Claramente se subraya el oscurantismo generalizado de una sociedad que carece de conciencia frente al abuso de la ignorancia, la debilidad y la ingenuidad del indio; éste, a quien como a los Bolometic, “siglos de sumisión” le habían “deformado” (17), le habían acostumbrado a la miseria. Y sin embargo, no estamos frente a seres mitificados para la museografía, pues en un medio así, también los indígenas son capaces de actos brutales, como el de dar muerte al sacerdote que se atrevió a destruir sus ídolos, de arrojar de su casa a una mujer por ser estéril, y de rechazar a uno de su propia raza, emboscarlo y darle muerte o cortarle las manos como a un traidor.
Sobre la educación
Las obras apuntan ante todo hacia la importancia de la educación y denuncian el acto de arrebatar al indígena la voz. Porque para Rosario Castellanos la lengua es el elemento esencial de una cultura y la garantía de su preservación. Así, en Balún Canán, la india recuerda: “–Y entonces, coléricos, nos desposeyeron, nos arrebataron lo que habíamos atesorado: la palabra, que es el arca de la memoria”. (9) Castellanos, ella misma una maestra, ve la educación como un paso necesario en la restitución al indígena, una manera de regresarle la palabra, el centro de la identidad cultural, la que a su vez da al sujeto un derecho de igualdad. Un pasaje de Balún Canán reitera la idea, cuando Felipe participa en la construcción de la escuela:
Esta es nuestra casa. Aquí la memoria que perdimos vendrá a ser como la doncella rescatada a la turbulencia de los ríos. Y se sentará entre nosotros para adoctrinarnos. Y la escucharemos con reverencia. Y nuestros rostros resplandecerán como cuando da en ellos el alba. (125-126)

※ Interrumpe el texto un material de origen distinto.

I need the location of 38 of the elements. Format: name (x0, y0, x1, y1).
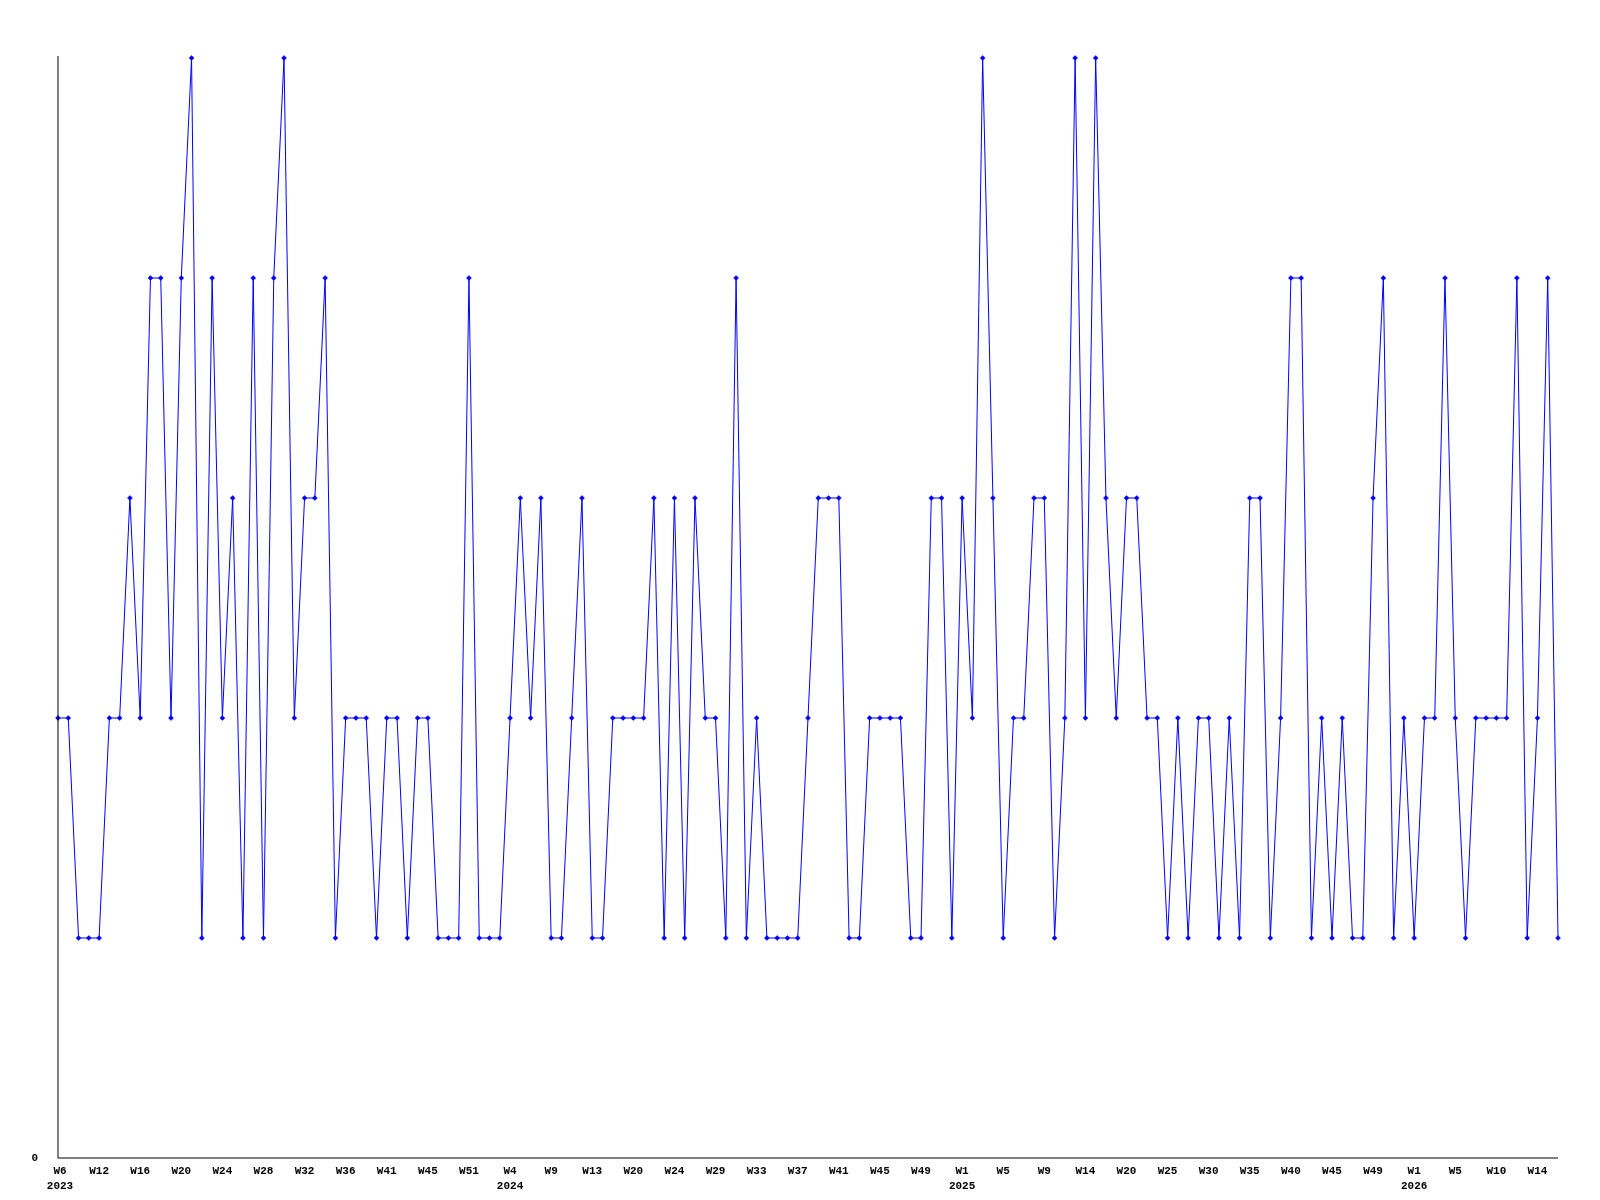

También en Oficio de tinieblas, otro indígena, Pedro González Winiktón experimenta la transformación que trae el saber:
Pedro se desvelaba con los ojos fijos en la cartilla de San Miguel, contemplando aquellos signos que lentamente penetraban en su entendimiento. ¡Qué orgullo, al día siguiente, presentarse ante los demás con la lección sabida! ¡Qué emoción descubrir los nombres de los objetos y pronunciarlos y escribirlos y apoderarse así del mundo! ¡Qué asombro cuando escuchó, por primera vez, ‘hablar el papel’! (58)
Sin embargo, la ley cardenista que ordena educar al indígena amenaza el equilibrio de un sistema lucrativo de explotación humana, para cuyo éxito depende de la ignorancia del oprimido, como se ve en la reacción de César, el cacique de Balún Canán, ante el mandato presidencial de educar a los indios:
Hay que cuidarlos para que no pidan lo que no les conviene. ¡Ejidos! Los indios no trabajan si la punta del chicote no les escuece en el lomo. ¡Escuela! Para aprender a leer. ¿A leer qué? Para aprender español. Ningún ladino que se respete condescenderá a hablar en español con un indio. (188)
Han pasado más de cincuenta años desde la publicación de la primera gran novela de Rosario Castellanos. En ella y en toda su obra participó en el diálogo sobre los grandes problemas de México y sus raíces; problemas como la marginación del indígena, el derecho a la educación, el abuso del poder, la corrupción, la necesidad de justicia, la pobreza y el desplazamiento, entre otros. Cincuenta años y una Revolución después los temas que le preocuparon siguen siendo actuales, aunque su perspectiva humana no pudo ser más profunda.